Sekuntum mawar, takkan pernah mengetahui keindahan 
Jika ia tak menemukan seorang pemuja yang penuh cinta
Kisha yang cantik,
Semoga kamu mulai terbiasa dengan kehadiranku, ya.. Maksudku 
kehadiran surat-suratku. Tapi barangkali menurutmu surat-surat cinta ini
 seharusnya kukirimkan saat kita masih duduk di bangku sekolah menengah,
 saat kita sedang terbakar gairah. Kadang aku kesal jika mengetahui 
bahwa orang-orang semacam kita sudah dinilai tak lagi patut merajut sisi
 romantika. Mengapa itu hanya dimonopoli anak-anak muda saja? Tapi, ah 
sudahlah… Bukankah sudah kukatakan berulang kali bahwa nyaliku baru 
lahir pada saat ini.

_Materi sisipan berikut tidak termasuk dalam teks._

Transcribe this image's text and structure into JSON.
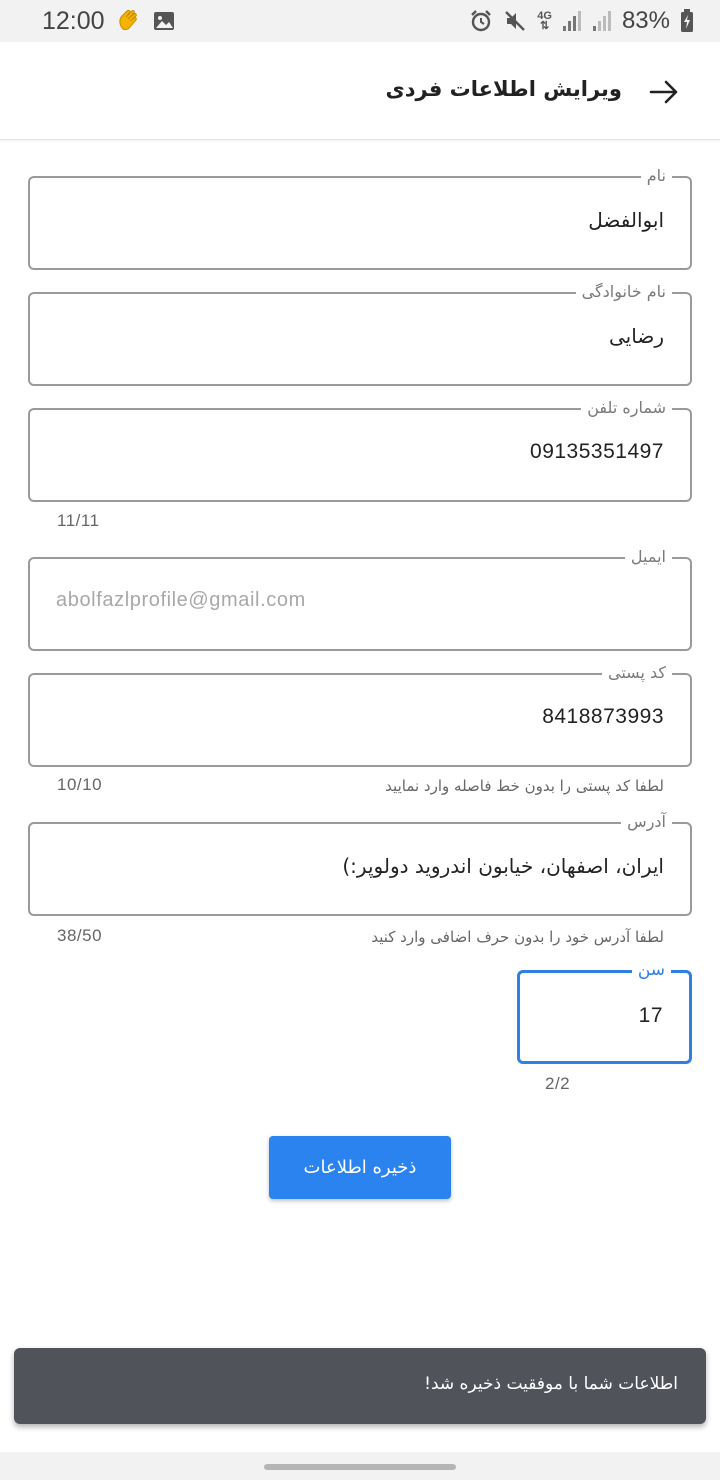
{
  "status_bar": {
    "time": "12:00",
    "battery_percent": "83%",
    "network": "4G",
    "icons": [
      "waving-hand-icon",
      "image-icon",
      "alarm-icon",
      "mute-icon",
      "signal-icon",
      "signal-icon",
      "battery-charging-icon"
    ]
  },
  "header": {
    "title": "ویرایش اطلاعات فردی",
    "back_icon": "arrow-right-icon"
  },
  "form": {
    "first_name": {
      "label": "نام",
      "value": "ابوالفضل"
    },
    "last_name": {
      "label": "نام خانوادگی",
      "value": "رضایی"
    },
    "phone": {
      "label": "شماره تلفن",
      "value": "09135351497",
      "counter": "11/11"
    },
    "email": {
      "label": "ایمیل",
      "value": "abolfazlprofile@gmail.com"
    },
    "postal_code": {
      "label": "کد پستی",
      "value": "8418873993",
      "counter": "10/10",
      "helper": "لطفا کد پستی را بدون خط فاصله وارد نمایید"
    },
    "address": {
      "label": "آدرس",
      "value": "ایران، اصفهان، خیابون اندروید دولوپر:)",
      "counter": "38/50",
      "helper": "لطفا آدرس خود را بدون حرف اضافی وارد کنید"
    },
    "age": {
      "label": "سن",
      "value": "17",
      "counter": "2/2"
    }
  },
  "save_button": {
    "label": "ذخیره اطلاعات"
  },
  "snackbar": {
    "message": "اطلاعات شما با موفقیت ذخیره شد!"
  },
  "colors": {
    "accent": "#2a83ef",
    "focus": "#2f7fe4",
    "snackbar": "#51535b",
    "field_border": "#9a9a9a"
  }
}
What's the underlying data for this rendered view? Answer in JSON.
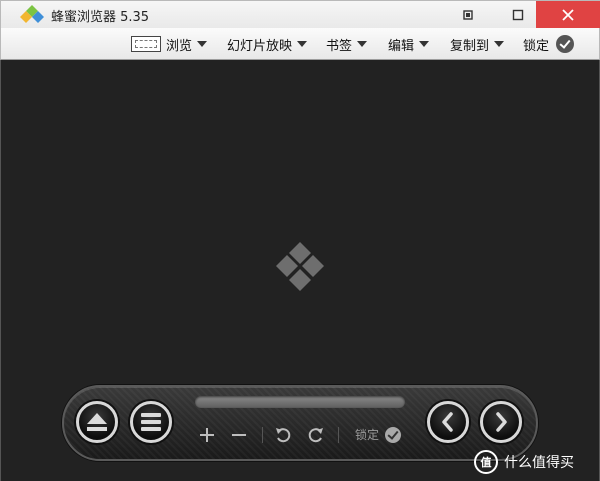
{
  "window": {
    "title": "蜂蜜浏览器 5.35"
  },
  "menu": {
    "items": [
      {
        "label": "浏览",
        "icon": "browse-frame-icon"
      },
      {
        "label": "幻灯片放映"
      },
      {
        "label": "书签"
      },
      {
        "label": "编辑"
      },
      {
        "label": "复制到"
      }
    ],
    "lock_label": "锁定"
  },
  "controls": {
    "eject_icon": "eject-icon",
    "menu_icon": "list-icon",
    "zoom_in_icon": "plus-icon",
    "zoom_out_icon": "minus-icon",
    "rotate_left_icon": "rotate-left-icon",
    "rotate_right_icon": "rotate-right-icon",
    "prev_icon": "chevron-left-icon",
    "next_icon": "chevron-right-icon",
    "lock_label": "锁定"
  },
  "watermark": {
    "badge": "值",
    "text": "什么值得买"
  },
  "colors": {
    "viewer_bg": "#222222",
    "close_button": "#e04343",
    "logo_green": "#7cc443",
    "logo_yellow": "#f2b630",
    "logo_blue": "#3f8fd8"
  }
}
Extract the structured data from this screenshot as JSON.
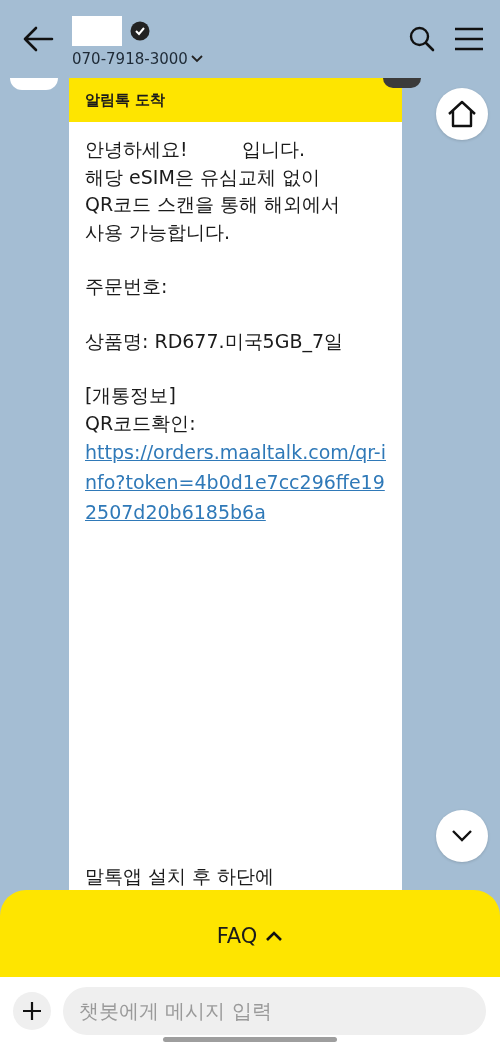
{
  "header": {
    "phone": "070-7918-3000"
  },
  "message": {
    "label": "알림톡 도착",
    "paragraphs": [
      {
        "kind": "text",
        "lines": [
          "안녕하세요!         입니다.",
          "해당 eSIM은 유심교체 없이",
          "QR코드 스캔을 통해 해외에서",
          "사용 가능합니다."
        ]
      },
      {
        "kind": "text",
        "lines": [
          "주문번호:"
        ]
      },
      {
        "kind": "text",
        "lines": [
          "상품명: RD677.미국5GB_7일"
        ]
      },
      {
        "kind": "text",
        "lines": [
          "[개통정보]",
          "QR코드확인:"
        ]
      },
      {
        "kind": "link",
        "text": "https://orders.maaltalk.com/qr-info?token=4b0d1e7cc296ffe192507d20b6185b6a"
      },
      {
        "kind": "text",
        "lines": [
          "말톡앱 설치 후 하단에"
        ]
      }
    ]
  },
  "faq": {
    "label": "FAQ"
  },
  "composer": {
    "placeholder": "챗봇에게 메시지 입력"
  }
}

Lagipula, selalu tak ada kata terlambat untuk 
memulai atau melakukan sesuatu, bukan?
Andai saja kita benar-benar dapat menjejakkan kaki pada waktu yang 
telah lalu, Pasti aku akan memilih untuk pergi ke Sammoa, saat aku masih
 dapat menjumpaimu disana. Jika dibanding kesempatanku hidup di dunia, 
kesempatan kita bersama-sama ternyata singkat sekali. Namun andaikata 
memang singkat, mengapa rindu yang kutanggung sedemikian besar? Apakah 
karena aku telah menyerahkan singgasana hatiku kepadamu, Kisha? Karena 
rindu kepadamu, aku pun jadi merindukan semua-muanya yang pernah 
berkaitan denganmu, yang pernah melekat pada kebersamaan kita. Aku rindu
 tempat kelahiranku, rindu rumahku dulu, rindu pantai tempat kita 
bermain dulu, rindu pada sekolah, guru, pun teman-teman kita dulu.
Sejak aku meninggalkan Sammoa, semua yang kudapat kemudian tak lagi 
sama. Keindahan yang pernah kukecap tak lagi pernah kurasakan. Meski 
telah menempati berbagai rumah yang berbeda, namun rumah paling indah 
dan menyenangkan yang pernah kutinggali hanyalah rumah di Sammoa. Bukan 
hanya karena aku bertetangga denganmu. Tapi semua yang ada disana, 
apapun yang ada di Sammoa, ternyata tidaklah ada menandingi. Terutama 
pantainya, selalu membuatku nyaman. Masyarakatnya, selalu membuatku 
tentram. Meski ayahku bukanlah nelayan seperti kebanyakan, namun aku 
merasa damai membaur dengan kehidupan pesisir. Kami pun tak pernah takut
 pada apapun meski kami adalah golongan minoritas. Kau pun tahu bahwa 
nyaris sebagian penduduk di pulau itu adalah umat Kristiani. Hanya 
kampung Sammoa dan beberapa kampung yang terletak di pesisir lah yang 
memiliki lebih banyak penduduk muslim, termasuk keluargaku. Tapi kami 
benar-benar tak pernah bermasalah dengan perbedaan-perbedaan ini. 
Melihat corak kehidupan di Sammoa, aku jadi tahu betul jawaban – apa 
yang membuat bumi ini menjadi lebih indah, aman, tentram, dan damai. 
Tiada yang lain selain rasa saling menghormati, menghargai, dan 
tolong-menolong.
Masih ingatkah kau, bahwa saat-saat idul fitri dan natal adalah saat 
yang sangat kita tunggu-tunggu? Ibuku akan membuat beragam penganan yang
 hanya ia buat di hari lebaran. Dulu, kita selalu merasa kekenyangan di 
saat-saat seperti ini. Kulihat kau pun senang jika bertandang ke rumahku
 bersama ayah ibumu. Selain dapat mencicipi aneka makanan yang belum 
pernah kau makan sebelumnya, ibuku pun biasanya membawakan beberapa 
bungkusan untuk kau bawa pulang. Kupikir kau hanya doyan makanan-makanan
 sejenis roti dan biskuit ala orang kota. Ternyata kau pun menyenangi 
makanan-makanan kampung, terutama yang khas daerah kami.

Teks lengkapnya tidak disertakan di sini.